Finalden önceki son bölüm gelmiş şaka mı!
Bu kurgu benim ilk göz ağrımdı, pek fazla kişi okumuyor şimdi ama, benim için değerli ve önemliydi.
Umarım okuyanlar, okudukları süre zarfında eğlenip beğenmişlerdir.
Çok uzatmayacağım, hadi iyi okumalar, bol yorumlar!

***

Ceylan Yandaş

|5 ay sonra|

Heyecandan oturduğum aynanın önünde kendi gözlerime ve görüntüme kitlenmiş bir biçimde, tam tamına yirmi dakikadır oturuyordum. Arkada kopan kargaşayı sanki beynim engellemişti ve uğultu haricinde hiçbir şey duymuyordum.

Beynimde yankılanan düşünceler, stres, heyecan ve deli gibi tedirgin olmamı saymazsak aslında bugün çok güzel bir gündü. Herkes çok mutluydu, herkes çok heyecanlıydı, ben daha da heyecanlıydım.

"Ay, ay on dakikaya geliyorlarmış ay!"

Ceren'in çırpınışlarıyla kendime geldiğimde irkilmiştim. Derince bir nefes aldım ve yüzümle elbisemi son bir kez daha düzelten Ceren'le alt dudağımı dişledim.

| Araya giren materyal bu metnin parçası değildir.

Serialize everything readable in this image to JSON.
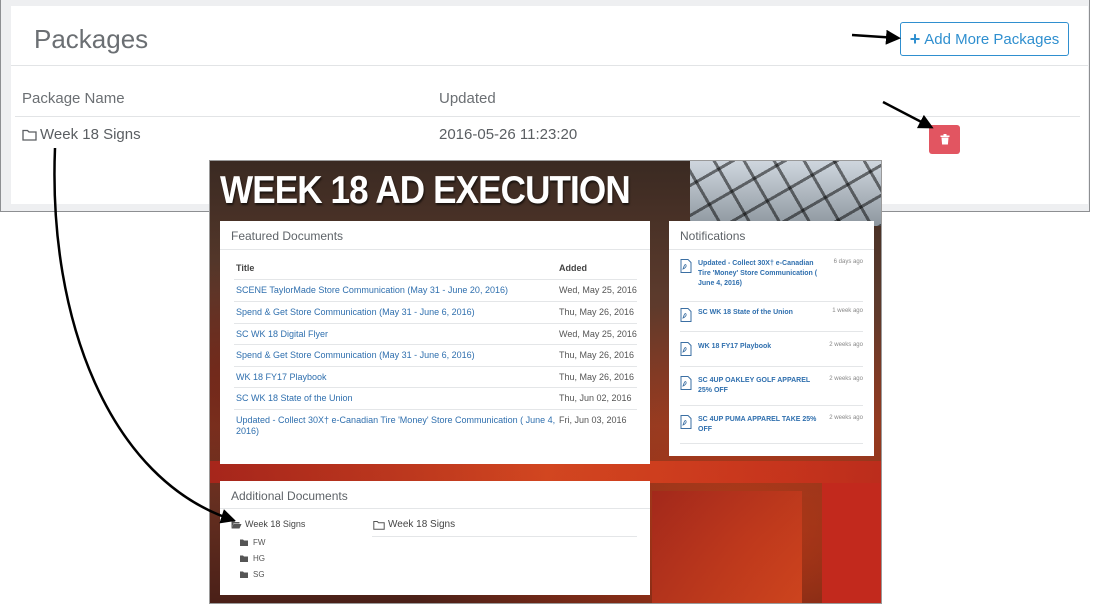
{
  "packages": {
    "title": "Packages",
    "add_button_label": "Add More Packages",
    "columns": [
      "Package Name",
      "Updated"
    ],
    "rows": [
      {
        "name": "Week 18 Signs",
        "updated": "2016-05-26 11:23:20"
      }
    ],
    "accent_color": "#2f8fcf",
    "delete_color": "#e25561"
  },
  "inset": {
    "hero_title": "WEEK 18 AD EXECUTION",
    "featured": {
      "title": "Featured Documents",
      "col_title": "Title",
      "col_added": "Added",
      "rows": [
        {
          "title": "SCENE TaylorMade Store Communication (May 31 - June 20, 2016)",
          "added": "Wed, May 25, 2016"
        },
        {
          "title": "Spend & Get Store Communication (May 31 - June 6, 2016)",
          "added": "Thu, May 26, 2016"
        },
        {
          "title": "SC WK 18 Digital Flyer",
          "added": "Wed, May 25, 2016"
        },
        {
          "title": "Spend & Get Store Communication (May 31 - June 6, 2016)",
          "added": "Thu, May 26, 2016"
        },
        {
          "title": "WK 18 FY17 Playbook",
          "added": "Thu, May 26, 2016"
        },
        {
          "title": "SC WK 18 State of the Union",
          "added": "Thu, Jun 02, 2016"
        },
        {
          "title": "Updated - Collect 30X† e-Canadian Tire 'Money' Store Communication ( June 4, 2016)",
          "added": "Fri, Jun 03, 2016"
        }
      ]
    },
    "notifications": {
      "title": "Notifications",
      "items": [
        {
          "text": "Updated - Collect 30X† e-Canadian Tire 'Money' Store Communication ( June 4, 2016)",
          "time": "6 days ago"
        },
        {
          "text": "SC WK 18 State of the Union",
          "time": "1 week ago"
        },
        {
          "text": "WK 18 FY17 Playbook",
          "time": "2 weeks ago"
        },
        {
          "text": "SC 4UP OAKLEY GOLF APPAREL 25% OFF",
          "time": "2 weeks ago"
        },
        {
          "text": "SC 4UP PUMA APPAREL TAKE 25% OFF",
          "time": "2 weeks ago"
        }
      ]
    },
    "additional": {
      "title": "Additional Documents",
      "folder_open": "Week 18 Signs",
      "subfolders": [
        "FW",
        "HG",
        "SG"
      ],
      "folder_right": "Week 18 Signs"
    }
  }
}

"Ceren ben çok heyecanlıyım, ölücem şimdi!"

"Aşkım sence de çok doğal değil mi!"

"Kızım kaç defa istemeye geliyorlar Allah aşkına, bir zahmet heyecanlı ol!"

Ceren'in ve Sema'nın arka arkaya kurduğu cümlelerle heyecan kat sayım daha da artmış ve ağlamaklı bir yüz ifadesine bürünmüştüm. Lorin ise bizim bu halimize kahkahalarla gülmüş, "Valla Halil beni istemeye gelse, tüm aşireti toplayıp geçit falan yapardım, off aşkım kocam ya!" demişti.

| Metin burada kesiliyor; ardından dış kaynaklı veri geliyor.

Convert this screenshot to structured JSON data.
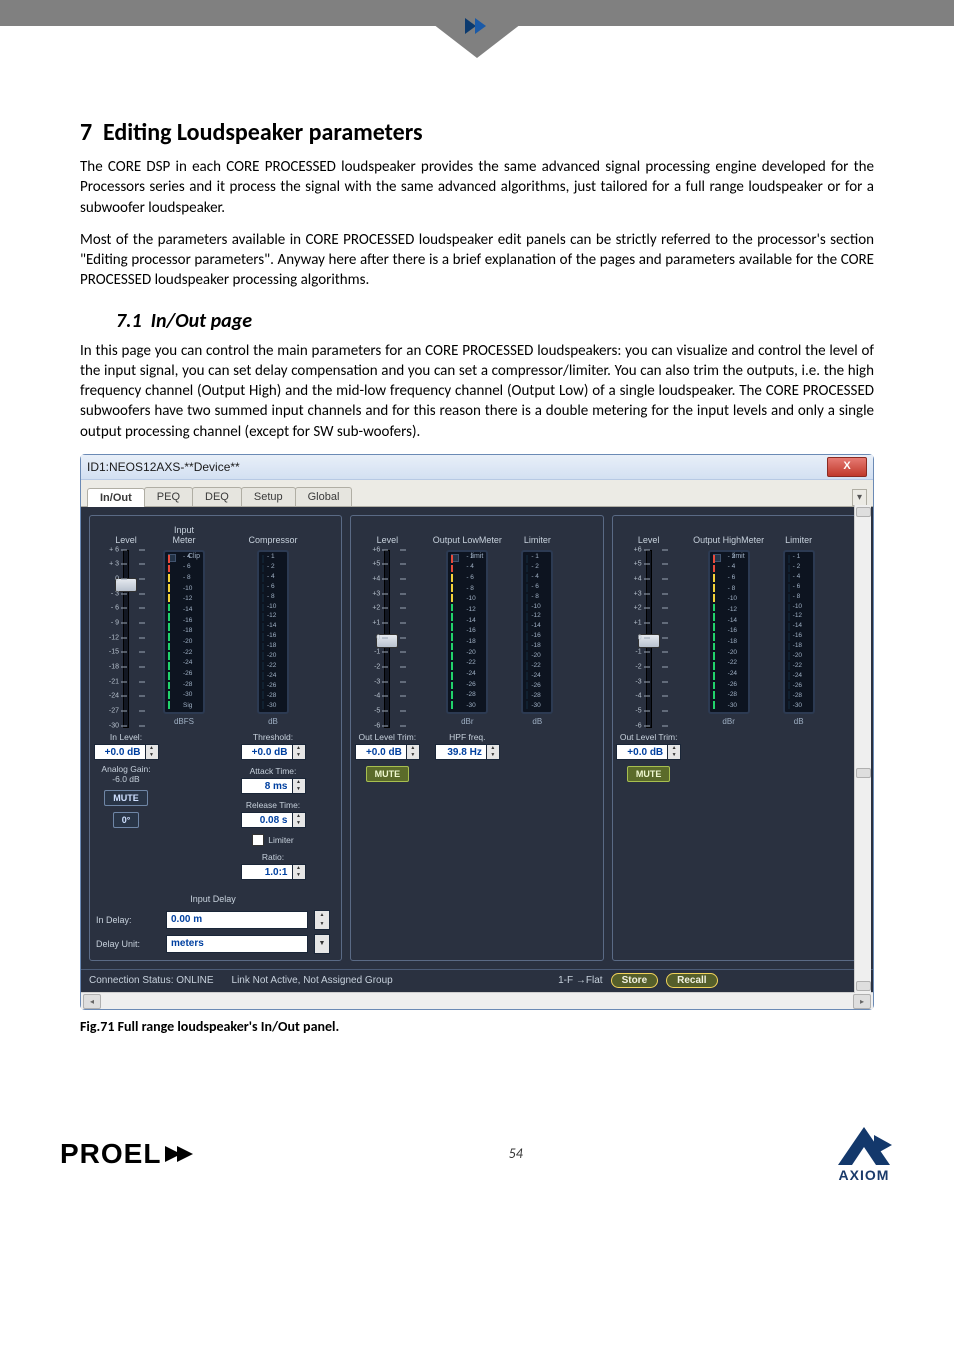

Onun bu dediklerine ben de gülünce, az da olsun stresim dağılmıştı işte şimdi. Odanın kapısı tıklatıldığında bakışlarım o tarafa döndü, kapıdan giren abimle ağlamaklı ifadem yine yüzümde yeni alıvermişti.

"Abi, abi heyecandan ölücem şimdi! Bir şey yap nolursun, ağlıcam ya şimdi!"

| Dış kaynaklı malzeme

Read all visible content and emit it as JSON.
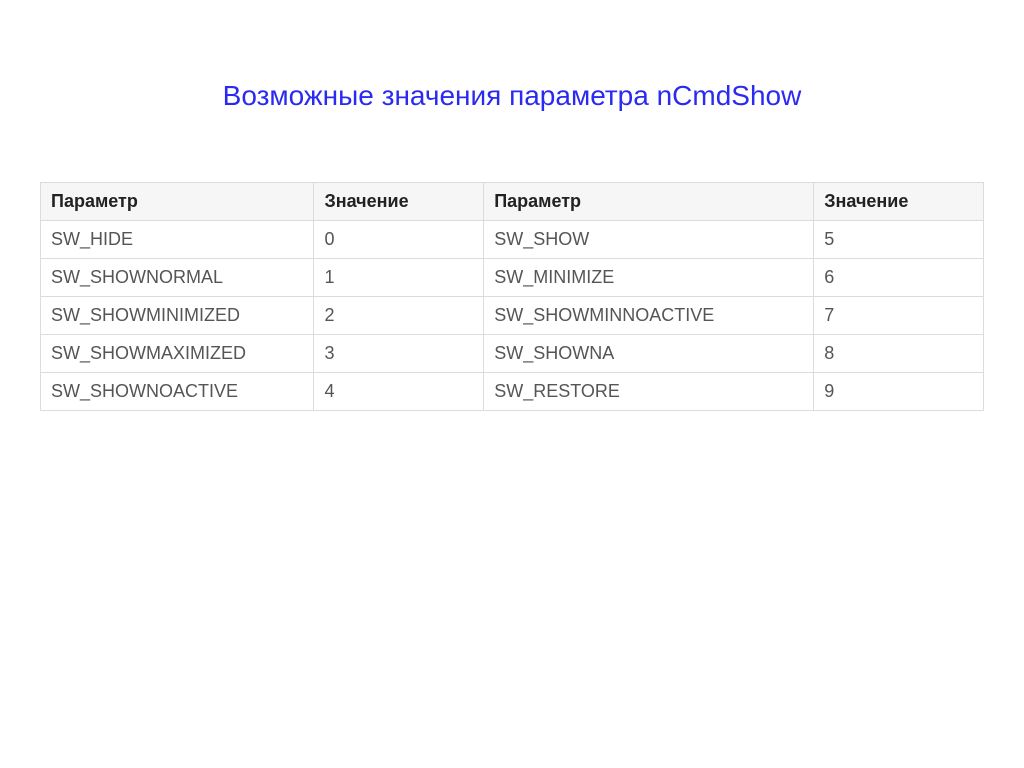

Abimin arkasından giren Deniz ve abim benim bu hallerime kahkaha atmıştı. Ben onlara ağlamaklı bir ifadeyle bakarken abim bana doğru gelmiş ve ellerimden tutarak oturduğum sandalyeden kaldırmıştı.

Ardından kendine çekerek kocaman sarılmıştı. "Benim minik bebeğimi istemeye mi gelmişler, kızım çok çabuk büyüdün amk. Bu daha bebek ki? İstemesinler ya, ben vazgeçtim galiba, vermicem seni Ceylan?" Bu cümleleri ardı ardına kurmuş ve en son da beni hafifçe doğrultarak suratına bakmamı sağlamıştı.

"Ya evet bence de, iptal mi etsek! Ben sanırım yapamıcam?"

"Ay ne diyorsunuz Allah aşkına! Herkes geldi, Kerem ve ailesini bekliyoruz. On dakikaya burdalarmış. Hadi kızım inelim aşağıya, her şey hazır zaten. Hem kıskanma Mert, senden önce evleniyor diye kıskandın sen bence."

"He Deniz, tek derdim evlenmekti zaten! Benim minik bebeğimi alıyorlar, benim tek derdim kesin evlenmektir ama!"

Abim gergin gergin Deniz'e yükseldiğinde elimde olmadan gülmüştüm. Deniz ona ters ters bakmaya başladığında, ortamı yumuşatmak amacıyla, "Şimdi yalan söyleme sende, Deniz'le evlenmek istediğini çok iyi biliyorum." dedim.

Bu dediğim hepimizi güldürmüştü. Abim de gülerek yan gözle Deniz'e bakmış, sonra da "Orası farklı canım, karıştırma şimdi oraları. Var öyle bir hayalimiz." demişti. Deniz, hafif utangaçlıkla, mutluluk arası bir tonda "Yaa, öyle miymiş?" dediğinde ise sırıtmam büyümüştü.

Heyecanımı az da olsa alan bu konuşmamız sayesinde, daha iyi hissediyordum şimdi kendimi. "Abi, ayrıca almak malmak hayırdır ya? Benden kurtulacağını sanıyosan çok yanılıyorsun, ben yine evinin daimi müşterisi olucam haberin olsun da." dediğimde, abim hafif duygusal bir biçimde bakmıştı gözlerime.